An amazing technique for bringing clean litter (grass, leaves) back to the burrow: with the package wedged between the front legs and the chin (third claw), the badger happily backs up. The animal has mastered reversing.
A nice face, a little bit of a bad walk, but teeth, claws and a little bit of light armour that don’t necessarily make you want to go and have a chat. I understand that hunting dogs don’t always do well.

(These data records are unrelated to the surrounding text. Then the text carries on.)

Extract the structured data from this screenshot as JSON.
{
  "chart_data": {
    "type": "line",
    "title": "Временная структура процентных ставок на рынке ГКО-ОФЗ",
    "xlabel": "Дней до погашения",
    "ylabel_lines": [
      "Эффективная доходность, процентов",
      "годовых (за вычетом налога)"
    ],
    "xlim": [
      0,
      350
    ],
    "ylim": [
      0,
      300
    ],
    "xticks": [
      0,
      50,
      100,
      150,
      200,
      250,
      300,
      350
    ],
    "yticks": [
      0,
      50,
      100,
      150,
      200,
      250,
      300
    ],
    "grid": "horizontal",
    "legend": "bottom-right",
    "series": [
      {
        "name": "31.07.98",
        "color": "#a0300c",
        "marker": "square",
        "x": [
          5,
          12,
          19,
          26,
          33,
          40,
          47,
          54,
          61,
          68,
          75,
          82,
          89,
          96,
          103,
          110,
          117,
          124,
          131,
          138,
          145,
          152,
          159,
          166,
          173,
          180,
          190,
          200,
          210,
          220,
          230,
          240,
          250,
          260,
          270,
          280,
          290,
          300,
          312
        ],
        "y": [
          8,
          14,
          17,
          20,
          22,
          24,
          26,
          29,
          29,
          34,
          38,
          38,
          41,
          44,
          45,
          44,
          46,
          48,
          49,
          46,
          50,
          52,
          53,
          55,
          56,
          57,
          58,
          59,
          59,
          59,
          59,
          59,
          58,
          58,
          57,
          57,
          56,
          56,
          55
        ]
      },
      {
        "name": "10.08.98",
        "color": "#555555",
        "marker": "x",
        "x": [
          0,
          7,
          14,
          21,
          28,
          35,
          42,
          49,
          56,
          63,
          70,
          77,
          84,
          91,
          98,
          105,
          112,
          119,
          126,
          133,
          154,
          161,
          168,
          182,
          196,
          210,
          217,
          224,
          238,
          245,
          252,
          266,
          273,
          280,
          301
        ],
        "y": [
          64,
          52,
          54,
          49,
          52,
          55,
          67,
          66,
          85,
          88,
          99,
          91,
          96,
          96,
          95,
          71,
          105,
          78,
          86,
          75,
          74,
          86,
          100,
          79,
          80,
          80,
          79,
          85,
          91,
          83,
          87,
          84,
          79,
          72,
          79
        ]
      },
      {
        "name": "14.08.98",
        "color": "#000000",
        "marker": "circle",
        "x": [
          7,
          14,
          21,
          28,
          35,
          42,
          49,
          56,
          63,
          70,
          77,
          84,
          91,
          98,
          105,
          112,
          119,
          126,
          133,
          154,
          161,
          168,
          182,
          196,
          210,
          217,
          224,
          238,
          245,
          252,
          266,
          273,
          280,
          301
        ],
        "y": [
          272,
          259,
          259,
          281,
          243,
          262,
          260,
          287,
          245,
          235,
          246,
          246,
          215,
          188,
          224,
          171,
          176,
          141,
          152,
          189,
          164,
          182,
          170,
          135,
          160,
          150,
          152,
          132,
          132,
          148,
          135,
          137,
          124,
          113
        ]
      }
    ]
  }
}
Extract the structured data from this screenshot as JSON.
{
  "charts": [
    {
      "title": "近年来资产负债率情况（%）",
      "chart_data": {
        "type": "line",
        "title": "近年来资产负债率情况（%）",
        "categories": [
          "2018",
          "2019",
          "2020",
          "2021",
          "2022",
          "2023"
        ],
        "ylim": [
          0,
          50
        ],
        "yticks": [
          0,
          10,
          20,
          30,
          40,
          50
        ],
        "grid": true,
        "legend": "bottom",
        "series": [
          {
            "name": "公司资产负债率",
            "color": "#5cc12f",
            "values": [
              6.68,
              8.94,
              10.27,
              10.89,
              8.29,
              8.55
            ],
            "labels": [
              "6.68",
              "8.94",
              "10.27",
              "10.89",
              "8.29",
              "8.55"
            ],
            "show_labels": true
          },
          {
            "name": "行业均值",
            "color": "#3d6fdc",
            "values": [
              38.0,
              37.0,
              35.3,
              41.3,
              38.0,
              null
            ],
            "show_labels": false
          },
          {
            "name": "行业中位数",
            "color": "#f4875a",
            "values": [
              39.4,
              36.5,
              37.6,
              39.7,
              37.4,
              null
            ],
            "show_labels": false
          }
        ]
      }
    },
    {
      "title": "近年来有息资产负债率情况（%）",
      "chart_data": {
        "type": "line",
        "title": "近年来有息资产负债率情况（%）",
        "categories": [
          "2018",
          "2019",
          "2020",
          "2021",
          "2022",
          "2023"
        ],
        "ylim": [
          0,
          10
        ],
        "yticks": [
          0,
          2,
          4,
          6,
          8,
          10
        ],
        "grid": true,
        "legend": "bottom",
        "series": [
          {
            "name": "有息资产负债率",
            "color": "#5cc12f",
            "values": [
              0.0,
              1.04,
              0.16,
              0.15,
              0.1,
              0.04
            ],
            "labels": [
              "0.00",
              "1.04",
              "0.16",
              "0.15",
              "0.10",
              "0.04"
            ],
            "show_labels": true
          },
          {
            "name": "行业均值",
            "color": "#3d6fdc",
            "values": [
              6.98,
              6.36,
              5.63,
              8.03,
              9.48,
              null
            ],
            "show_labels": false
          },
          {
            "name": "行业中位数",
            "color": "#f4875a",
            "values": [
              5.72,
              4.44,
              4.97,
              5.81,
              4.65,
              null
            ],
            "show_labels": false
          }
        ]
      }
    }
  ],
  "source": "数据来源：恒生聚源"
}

Yes, the badger is still hunted in France, on the grounds that it is likely to cause damage to crops. The nearest farmer doesn’t complain, but tells how he nearly tipped a harvester (a heavy one, that is) over the edge of a field mined by a badger quarter. No harm done in the end, but lost time for one and off accommodation for the others.
Watching our wild neighbours for six months, with Fred Genty (and the children of both), we find these badgers clean (with their little poop pots dug here and there), discreet, well behaved. No doubt a little hard by parents who are not necessarily buddy-buddy with their offspring, but attentive, that’s for sure.
The Wikipedia page on the European badger tells us that the average adult badger weighs 12 kg, can clear forty tonnes of earth (!) to dig its burrow, the galleries of which can go down to 3 or 4 metres.
One marvels, while emptying the memory cards on Sunday afternoon, at the quiet passage of a roe deer at about 4.30 pm in the sun, or at the earthworks, the supply of hay, the furious scratching and sliding sessions of badgers, or even the race of a tiny eye, dazzling in the infrared. The video is then colour coded with the mouse because the detail of the image does not allow for much identification of the small animals.